Hiroyasu Kawate worked at the Michelin-starred Le Jardin des Sens in Montpellier, then was sous chef at Tokyo's three Michelin-starred Quintessence alongside chef Shuzo Kishida. In 2009, Kawate opened his own restaurant, Florilege, combining traditional French techniques with Japanese artistry. Florilege moved to its current premises in the Shibuya district in 2015. The intimate 22-seater was recently given the One To Watch Award at Asia's 50 Best Restaurants 2016. See theworlds50best.com/asia/en/; aoyama-florilege.jp/en/.

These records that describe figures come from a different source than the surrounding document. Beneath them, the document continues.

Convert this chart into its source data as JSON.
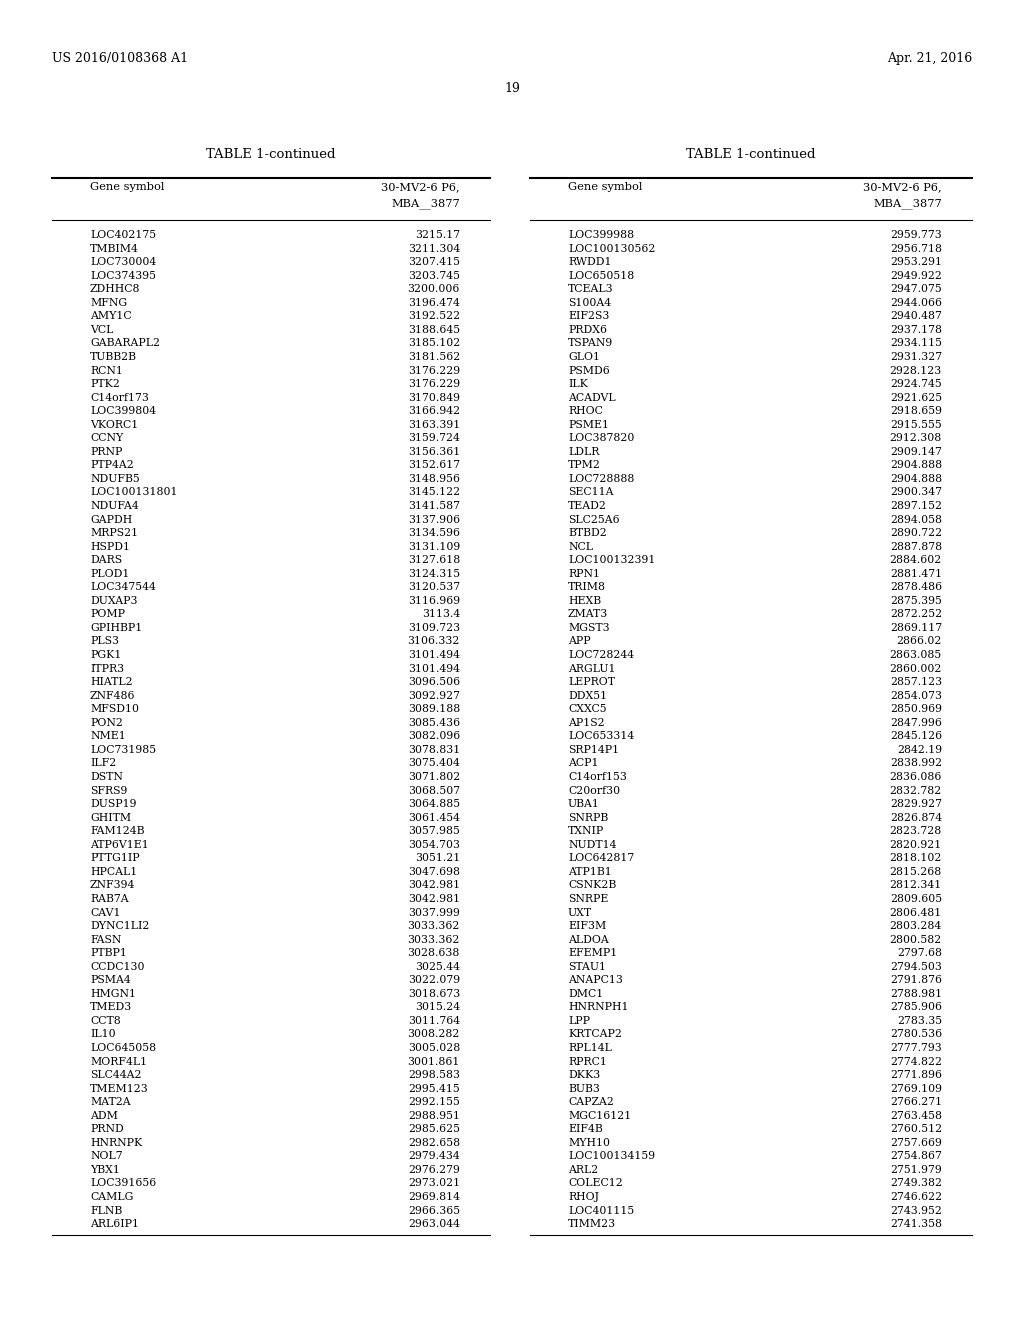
{
  "header_left": "US 2016/0108368 A1",
  "header_right": "Apr. 21, 2016",
  "page_number": "19",
  "table_title": "TABLE 1-continued",
  "col_gene": "Gene symbol",
  "col_val1": "30-MV2-6 P6,",
  "col_val2": "MBA__3877",
  "left_data": [
    [
      "LOC402175",
      "3215.17"
    ],
    [
      "TMBIM4",
      "3211.304"
    ],
    [
      "LOC730004",
      "3207.415"
    ],
    [
      "LOC374395",
      "3203.745"
    ],
    [
      "ZDHHC8",
      "3200.006"
    ],
    [
      "MFNG",
      "3196.474"
    ],
    [
      "AMY1C",
      "3192.522"
    ],
    [
      "VCL",
      "3188.645"
    ],
    [
      "GABARAPL2",
      "3185.102"
    ],
    [
      "TUBB2B",
      "3181.562"
    ],
    [
      "RCN1",
      "3176.229"
    ],
    [
      "PTK2",
      "3176.229"
    ],
    [
      "C14orf173",
      "3170.849"
    ],
    [
      "LOC399804",
      "3166.942"
    ],
    [
      "VKORC1",
      "3163.391"
    ],
    [
      "CCNY",
      "3159.724"
    ],
    [
      "PRNP",
      "3156.361"
    ],
    [
      "PTP4A2",
      "3152.617"
    ],
    [
      "NDUFB5",
      "3148.956"
    ],
    [
      "LOC100131801",
      "3145.122"
    ],
    [
      "NDUFA4",
      "3141.587"
    ],
    [
      "GAPDH",
      "3137.906"
    ],
    [
      "MRPS21",
      "3134.596"
    ],
    [
      "HSPD1",
      "3131.109"
    ],
    [
      "DARS",
      "3127.618"
    ],
    [
      "PLOD1",
      "3124.315"
    ],
    [
      "LOC347544",
      "3120.537"
    ],
    [
      "DUXAP3",
      "3116.969"
    ],
    [
      "POMP",
      "3113.4"
    ],
    [
      "GPIHBP1",
      "3109.723"
    ],
    [
      "PLS3",
      "3106.332"
    ],
    [
      "PGK1",
      "3101.494"
    ],
    [
      "ITPR3",
      "3101.494"
    ],
    [
      "HIATL2",
      "3096.506"
    ],
    [
      "ZNF486",
      "3092.927"
    ],
    [
      "MFSD10",
      "3089.188"
    ],
    [
      "PON2",
      "3085.436"
    ],
    [
      "NME1",
      "3082.096"
    ],
    [
      "LOC731985",
      "3078.831"
    ],
    [
      "ILF2",
      "3075.404"
    ],
    [
      "DSTN",
      "3071.802"
    ],
    [
      "SFRS9",
      "3068.507"
    ],
    [
      "DUSP19",
      "3064.885"
    ],
    [
      "GHITM",
      "3061.454"
    ],
    [
      "FAM124B",
      "3057.985"
    ],
    [
      "ATP6V1E1",
      "3054.703"
    ],
    [
      "PTTG1IP",
      "3051.21"
    ],
    [
      "HPCAL1",
      "3047.698"
    ],
    [
      "ZNF394",
      "3042.981"
    ],
    [
      "RAB7A",
      "3042.981"
    ],
    [
      "CAV1",
      "3037.999"
    ],
    [
      "DYNC1LI2",
      "3033.362"
    ],
    [
      "FASN",
      "3033.362"
    ],
    [
      "PTBP1",
      "3028.638"
    ],
    [
      "CCDC130",
      "3025.44"
    ],
    [
      "PSMA4",
      "3022.079"
    ],
    [
      "HMGN1",
      "3018.673"
    ],
    [
      "TMED3",
      "3015.24"
    ],
    [
      "CCT8",
      "3011.764"
    ],
    [
      "IL10",
      "3008.282"
    ],
    [
      "LOC645058",
      "3005.028"
    ],
    [
      "MORF4L1",
      "3001.861"
    ],
    [
      "SLC44A2",
      "2998.583"
    ],
    [
      "TMEM123",
      "2995.415"
    ],
    [
      "MAT2A",
      "2992.155"
    ],
    [
      "ADM",
      "2988.951"
    ],
    [
      "PRND",
      "2985.625"
    ],
    [
      "HNRNPK",
      "2982.658"
    ],
    [
      "NOL7",
      "2979.434"
    ],
    [
      "YBX1",
      "2976.279"
    ],
    [
      "LOC391656",
      "2973.021"
    ],
    [
      "CAMLG",
      "2969.814"
    ],
    [
      "FLNB",
      "2966.365"
    ],
    [
      "ARL6IP1",
      "2963.044"
    ]
  ],
  "right_data": [
    [
      "LOC399988",
      "2959.773"
    ],
    [
      "LOC100130562",
      "2956.718"
    ],
    [
      "RWDD1",
      "2953.291"
    ],
    [
      "LOC650518",
      "2949.922"
    ],
    [
      "TCEAL3",
      "2947.075"
    ],
    [
      "S100A4",
      "2944.066"
    ],
    [
      "EIF2S3",
      "2940.487"
    ],
    [
      "PRDX6",
      "2937.178"
    ],
    [
      "TSPAN9",
      "2934.115"
    ],
    [
      "GLO1",
      "2931.327"
    ],
    [
      "PSMD6",
      "2928.123"
    ],
    [
      "ILK",
      "2924.745"
    ],
    [
      "ACADVL",
      "2921.625"
    ],
    [
      "RHOC",
      "2918.659"
    ],
    [
      "PSME1",
      "2915.555"
    ],
    [
      "LOC387820",
      "2912.308"
    ],
    [
      "LDLR",
      "2909.147"
    ],
    [
      "TPM2",
      "2904.888"
    ],
    [
      "LOC728888",
      "2904.888"
    ],
    [
      "SEC11A",
      "2900.347"
    ],
    [
      "TEAD2",
      "2897.152"
    ],
    [
      "SLC25A6",
      "2894.058"
    ],
    [
      "BTBD2",
      "2890.722"
    ],
    [
      "NCL",
      "2887.878"
    ],
    [
      "LOC100132391",
      "2884.602"
    ],
    [
      "RPN1",
      "2881.471"
    ],
    [
      "TRIM8",
      "2878.486"
    ],
    [
      "HEXB",
      "2875.395"
    ],
    [
      "ZMAT3",
      "2872.252"
    ],
    [
      "MGST3",
      "2869.117"
    ],
    [
      "APP",
      "2866.02"
    ],
    [
      "LOC728244",
      "2863.085"
    ],
    [
      "ARGLU1",
      "2860.002"
    ],
    [
      "LEPROT",
      "2857.123"
    ],
    [
      "DDX51",
      "2854.073"
    ],
    [
      "CXXC5",
      "2850.969"
    ],
    [
      "AP1S2",
      "2847.996"
    ],
    [
      "LOC653314",
      "2845.126"
    ],
    [
      "SRP14P1",
      "2842.19"
    ],
    [
      "ACP1",
      "2838.992"
    ],
    [
      "C14orf153",
      "2836.086"
    ],
    [
      "C20orf30",
      "2832.782"
    ],
    [
      "UBA1",
      "2829.927"
    ],
    [
      "SNRPB",
      "2826.874"
    ],
    [
      "TXNIP",
      "2823.728"
    ],
    [
      "NUDT14",
      "2820.921"
    ],
    [
      "LOC642817",
      "2818.102"
    ],
    [
      "ATP1B1",
      "2815.268"
    ],
    [
      "CSNK2B",
      "2812.341"
    ],
    [
      "SNRPE",
      "2809.605"
    ],
    [
      "UXT",
      "2806.481"
    ],
    [
      "EIF3M",
      "2803.284"
    ],
    [
      "ALDOA",
      "2800.582"
    ],
    [
      "EFEMP1",
      "2797.68"
    ],
    [
      "STAU1",
      "2794.503"
    ],
    [
      "ANAPC13",
      "2791.876"
    ],
    [
      "DMC1",
      "2788.981"
    ],
    [
      "HNRNPH1",
      "2785.906"
    ],
    [
      "LPP",
      "2783.35"
    ],
    [
      "KRTCAP2",
      "2780.536"
    ],
    [
      "RPL14L",
      "2777.793"
    ],
    [
      "RPRC1",
      "2774.822"
    ],
    [
      "DKK3",
      "2771.896"
    ],
    [
      "BUB3",
      "2769.109"
    ],
    [
      "CAPZA2",
      "2766.271"
    ],
    [
      "MGC16121",
      "2763.458"
    ],
    [
      "EIF4B",
      "2760.512"
    ],
    [
      "MYH10",
      "2757.669"
    ],
    [
      "LOC100134159",
      "2754.867"
    ],
    [
      "ARL2",
      "2751.979"
    ],
    [
      "COLEC12",
      "2749.382"
    ],
    [
      "RHOJ",
      "2746.622"
    ],
    [
      "LOC401115",
      "2743.952"
    ],
    [
      "TIMM23",
      "2741.358"
    ]
  ],
  "bg_color": "#ffffff",
  "text_color": "#000000",
  "line_color": "#000000",
  "header_fontsize": 9.0,
  "title_fontsize": 9.5,
  "data_fontsize": 7.8,
  "col_header_fontsize": 8.2
}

WHAT'S YOUR FAVOURITE TABLE IN TOKYO?

Den, in Jimbocho. It serves Japanese style food that is not bound to any tradition, and serves dishes with new, out-of-the-box approaches. Their extremely well-executed dishes and high level of creativity inspire me a lot. The staff are very considerate and the conversation over the counter between staff and customers is always enjoyable. It's a very energetic place. I always feel Den whole-heartedly welcomes you each time, and their cheerful atmosphere showcases the Japanese spirit of service, yet at the same time this sense of true hospitality (Omotenashi) can be appreciated far beyond Japan. See jimbochoden.com.

YOUR BIGGEST LOCAL FOOD DISCOVERY OF THE PAST YEAR?

The eel at Nihonryori RyuGin. The quality of the ingredients they use, the method of cooking, and even the presentation of each dish are all non-standard and of a very high level. The fresh-caught eel that they serve at RyuGin are probably twice the size of those served at regular restaurants. I have never experienced such a revelation with eel. It achieved completely new levels in terms of both the depth of the flavours and the crisp texture of the skin, and RyuGin has expressed the highest potential for how eel can be served. It was an outstanding experience for me. See nihonryori-ryugin.com.

WHAT IS TOKYO'S BEST-KEPT FOOD SECRET?

Restaurant Anis. You can experience the best heating technique (Hiire) at this restaurant. The heating process of piglet is so worthy to mention. First they layout the skin of bamboo shoot on a plancha and place meat on top of it. Additional bamboo shoot skin is placed again on top the meat for roasting. Roasting takes three-four hours complete using only the plancha. Wrapping of the meat with bamboo shoot skin gives a good steaming effect, allowing delicate taste to come out. This heating technique can only be experienced at Anis. See restaurant-anis.jp/.

PLACE TO GO ON A DAY OFF?

I try to spend as much of my free time as possible with friends and family, even if we just stay in for some quiet time.

FAVOURITE INDULGENCE IN TOKYO?

Spend more quality time with my family, just relaxing. It's such a luxury these days.

PLACE TO GO FOR A BIG NIGHT OUT?

A group of fellow chefs and I often like to gather at my best friend's restaurant. We trained together in France, and at their restaurant I can dine on superb French food late into the night. A lot of people in the food industry hang out here, and every time I visit I feel like it recharges both my stomach and heart at the same time. It's a very important place for me. (Chef Kawate has declined to name this restaurant, however Tokyo is home to many great French restaurants, including L'Effervescence, where another rising star, Shinobu Namae is at the helm. See leffervescence.jp.)

BEST TIME TO VISIT, AND WHY, FOODWISE IN TOKYO?

Autumn is the best time to visit Tokyo as the seasonal ingredients are at their richest at this time.

WHAT SHOULD A VISITOR AVOID, FOOD-WISE, IN TOKYO?

Nothing in particular. What one might find strange another might really enjoy, so we shouldn't be discouraged from trying new things.